Another expectation from your PPO insurer is continued efforts to develop a wider network of health care providers. An insurance company that stands pat with its current network of hospitals and clinics will be passed eventually by competitors who are seeking out new venues of health care for their policy holders. A frequent check of policy updates as well as the online search feature for your insurance company will demonstrate the company's commitment to expanded service.

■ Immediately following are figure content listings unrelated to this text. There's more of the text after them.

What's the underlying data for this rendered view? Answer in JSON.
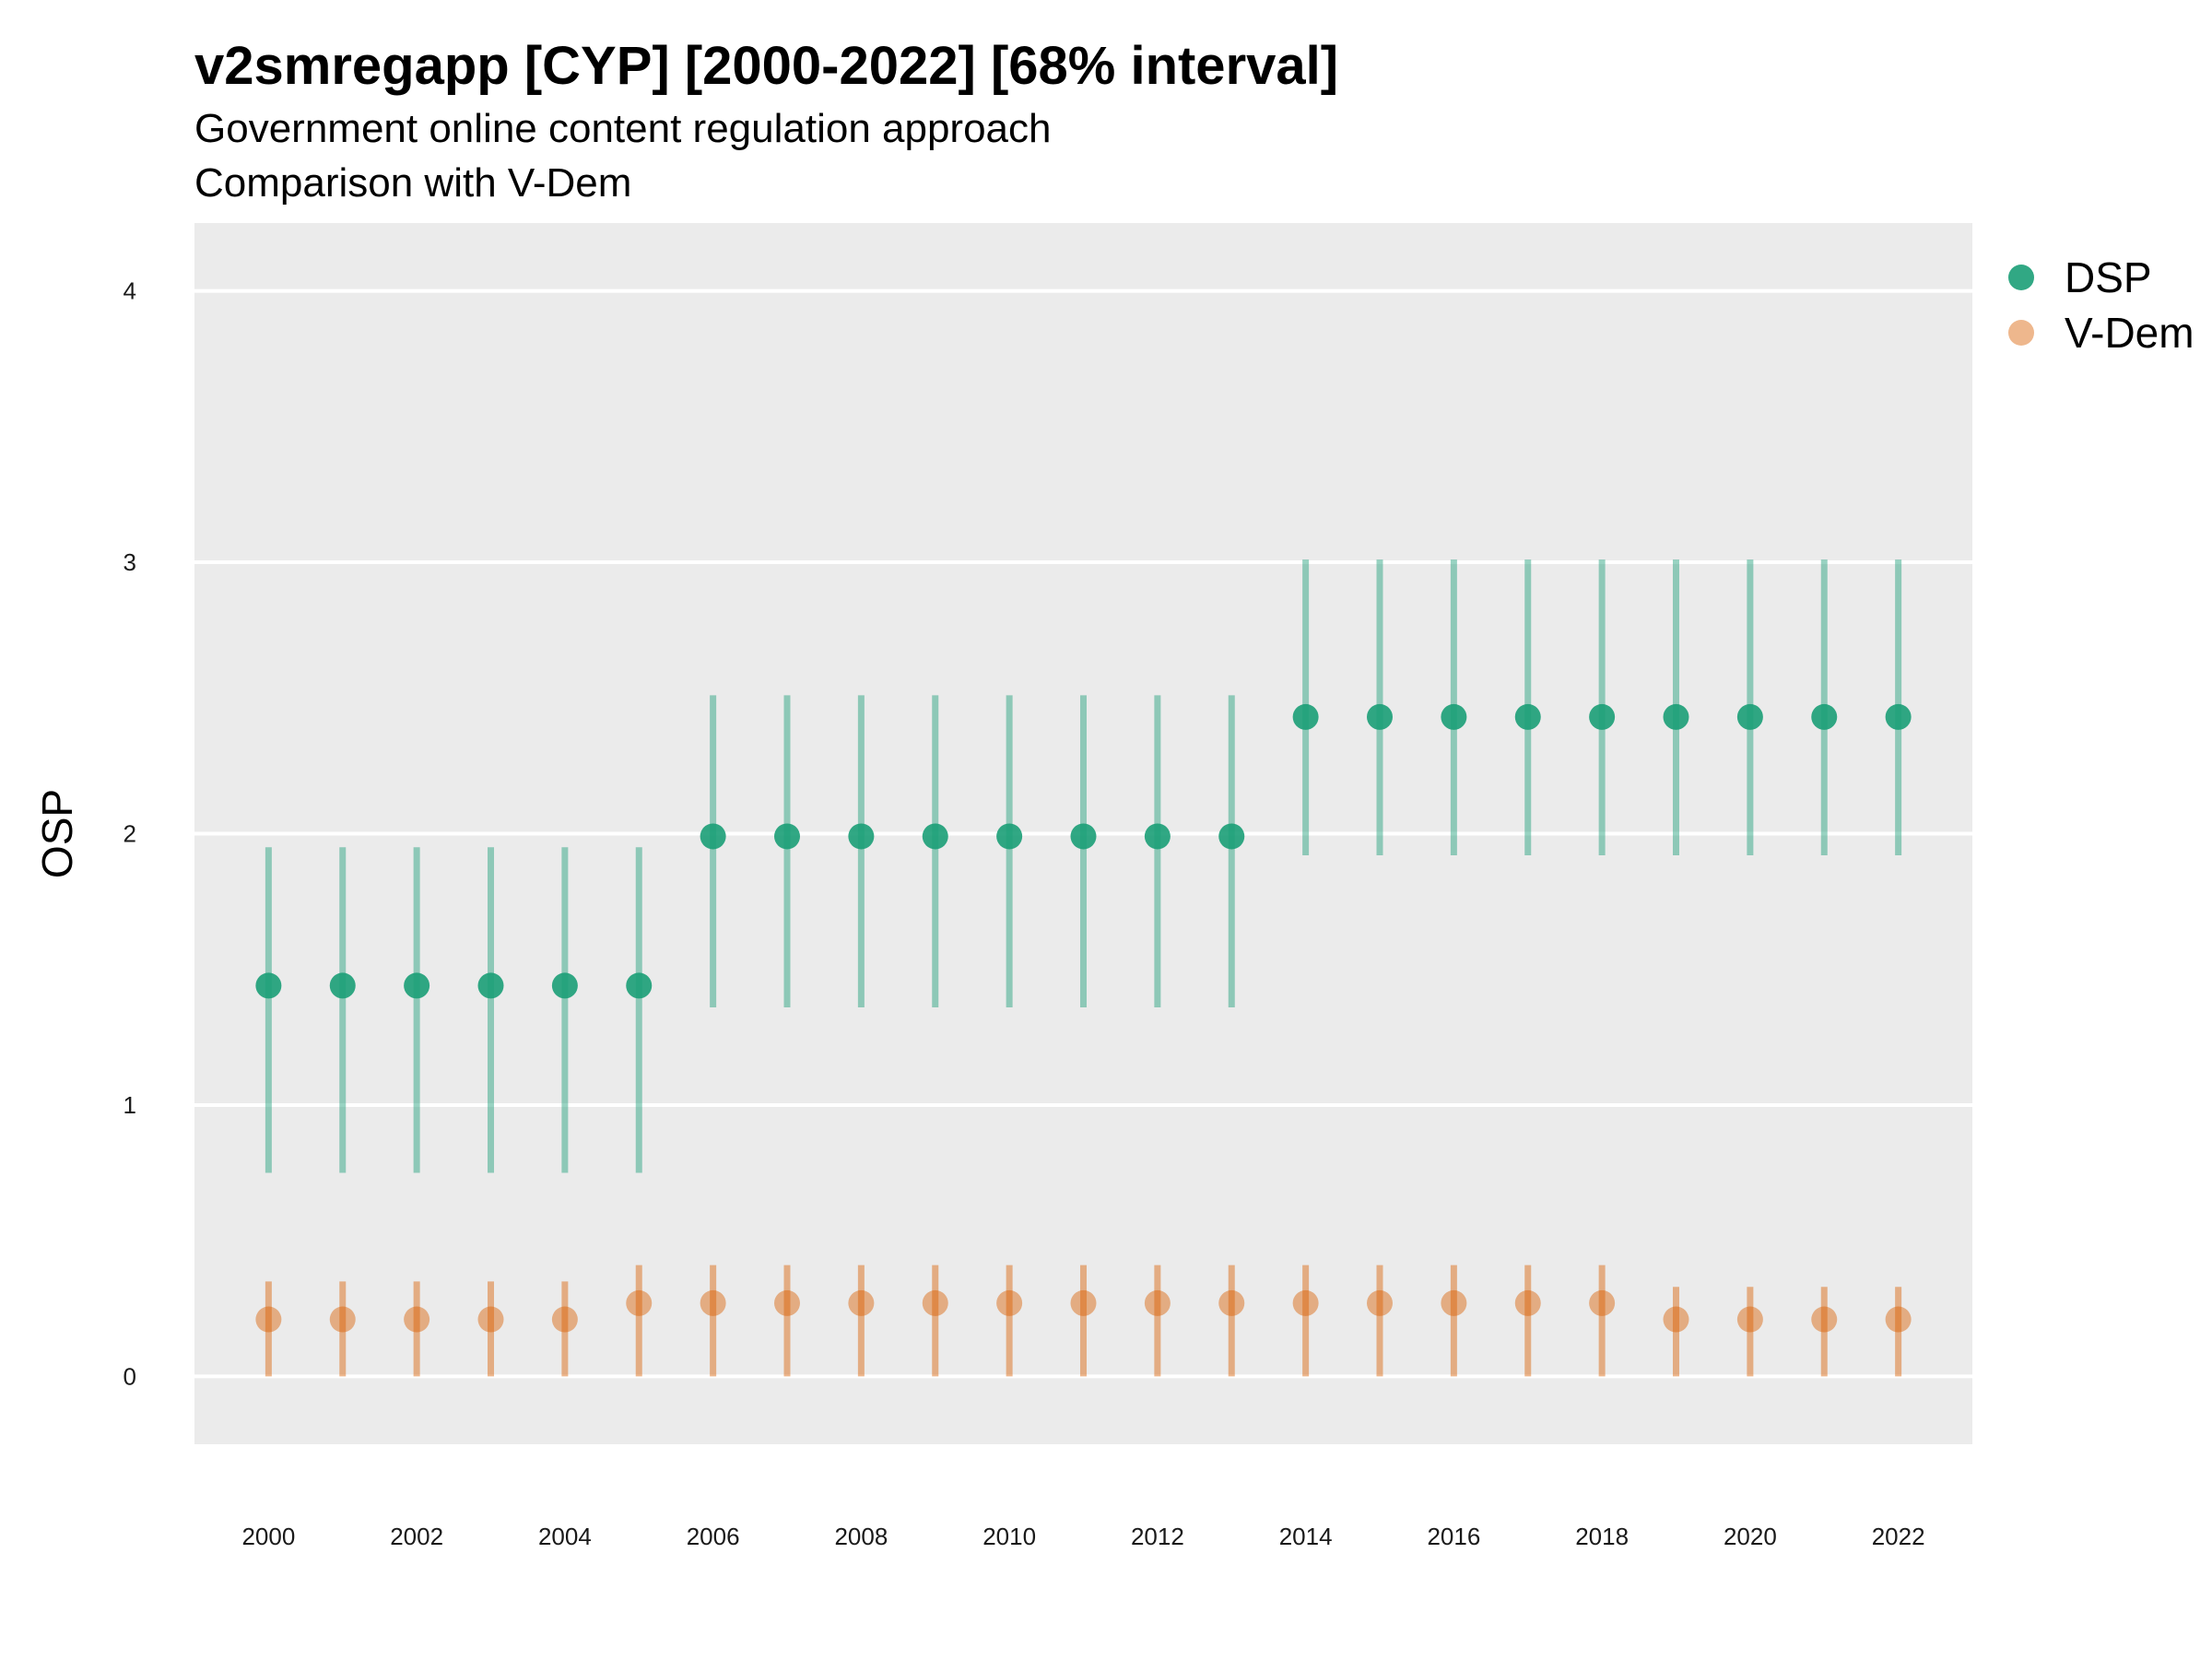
{
  "chart_data": {
    "type": "scatter",
    "title": "v2smregapp [CYP] [2000-2022] [68% interval]",
    "subtitle": "Government online content regulation approach",
    "caption": "Comparison with V-Dem",
    "xlabel": "",
    "ylabel": "OSP",
    "ylim": [
      -0.25,
      4.25
    ],
    "xlim": [
      1999,
      2023
    ],
    "y_ticks": [
      0,
      1,
      2,
      3,
      4
    ],
    "x_ticks": [
      2000,
      2002,
      2004,
      2006,
      2008,
      2010,
      2012,
      2014,
      2016,
      2018,
      2020,
      2022
    ],
    "grid": true,
    "legend_position": "right",
    "x": [
      2000,
      2001,
      2002,
      2003,
      2004,
      2005,
      2006,
      2007,
      2008,
      2009,
      2010,
      2011,
      2012,
      2013,
      2014,
      2015,
      2016,
      2017,
      2018,
      2019,
      2020,
      2021,
      2022
    ],
    "series": [
      {
        "name": "DSP",
        "color": "#1b9e77",
        "values": [
          1.44,
          1.44,
          1.44,
          1.44,
          1.44,
          1.44,
          1.99,
          1.99,
          1.99,
          1.99,
          1.99,
          1.99,
          1.99,
          1.99,
          2.43,
          2.43,
          2.43,
          2.43,
          2.43,
          2.43,
          2.43,
          2.43,
          2.43
        ],
        "lower": [
          0.75,
          0.75,
          0.75,
          0.75,
          0.75,
          0.75,
          1.36,
          1.36,
          1.36,
          1.36,
          1.36,
          1.36,
          1.36,
          1.36,
          1.92,
          1.92,
          1.92,
          1.92,
          1.92,
          1.92,
          1.92,
          1.92,
          1.92
        ],
        "upper": [
          1.95,
          1.95,
          1.95,
          1.95,
          1.95,
          1.95,
          2.51,
          2.51,
          2.51,
          2.51,
          2.51,
          2.51,
          2.51,
          2.51,
          3.01,
          3.01,
          3.01,
          3.01,
          3.01,
          3.01,
          3.01,
          3.01,
          3.01
        ]
      },
      {
        "name": "V-Dem",
        "color": "#d95f02",
        "values": [
          0.21,
          0.21,
          0.21,
          0.21,
          0.21,
          0.27,
          0.27,
          0.27,
          0.27,
          0.27,
          0.27,
          0.27,
          0.27,
          0.27,
          0.27,
          0.27,
          0.27,
          0.27,
          0.27,
          0.21,
          0.21,
          0.21,
          0.21
        ],
        "lower": [
          0,
          0,
          0,
          0,
          0,
          0,
          0,
          0,
          0,
          0,
          0,
          0,
          0,
          0,
          0,
          0,
          0,
          0,
          0,
          0,
          0,
          0,
          0
        ],
        "upper": [
          0.35,
          0.35,
          0.35,
          0.35,
          0.35,
          0.41,
          0.41,
          0.41,
          0.41,
          0.41,
          0.41,
          0.41,
          0.41,
          0.41,
          0.41,
          0.41,
          0.41,
          0.41,
          0.41,
          0.33,
          0.33,
          0.33,
          0.33
        ]
      }
    ]
  }
}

It is important for customers to expect exemplary customer service from their PPO insurer. A multi-tiered claims and communications process with online chats, phone service and quick response teams will help you solve billing problems quickly. Consumers who take this aspect of PPO insurance for granted may encounter problems in the future when a claim has been filed incorrectly.

9. The Various Costs of PPO Coverage to Consumers

There are a variety of health care costs that a consumer must identify in a PPO before they commit to a specific policy. The initial cost of PPO coverage can be found in the premium which can be paid on a monthly or quarterly basis depending on the insurance provider's billing options. You can play around with premium costs by changing the deductible, co-pay and office visit costs for your PPO.

The deductible is the amount of money paid by an insurance holder for discounted services before co-pay and other insurance benefits kick in. The co-pay is the amount that an insurance holder needs to pay for each service provided above and beyond the deductible. In PPO policies with office visitation coverage, an insurance holder pays a specific amount with each visit to cut down on paperwork of claiming each visit against the insurance policy.

One of the trends in PPO coverage over the last decade has been the use of health savings accounts (HSAs) to help insurance holders prepare for future medical costs. PPO policies with health savings accounts feature higher deductibles and lower premiums to help balance the increasing costs of health care. There have been many debates over the effectiveness of HSAs due to the increasing inflation of medical costs in the future compared to the static position of health savings.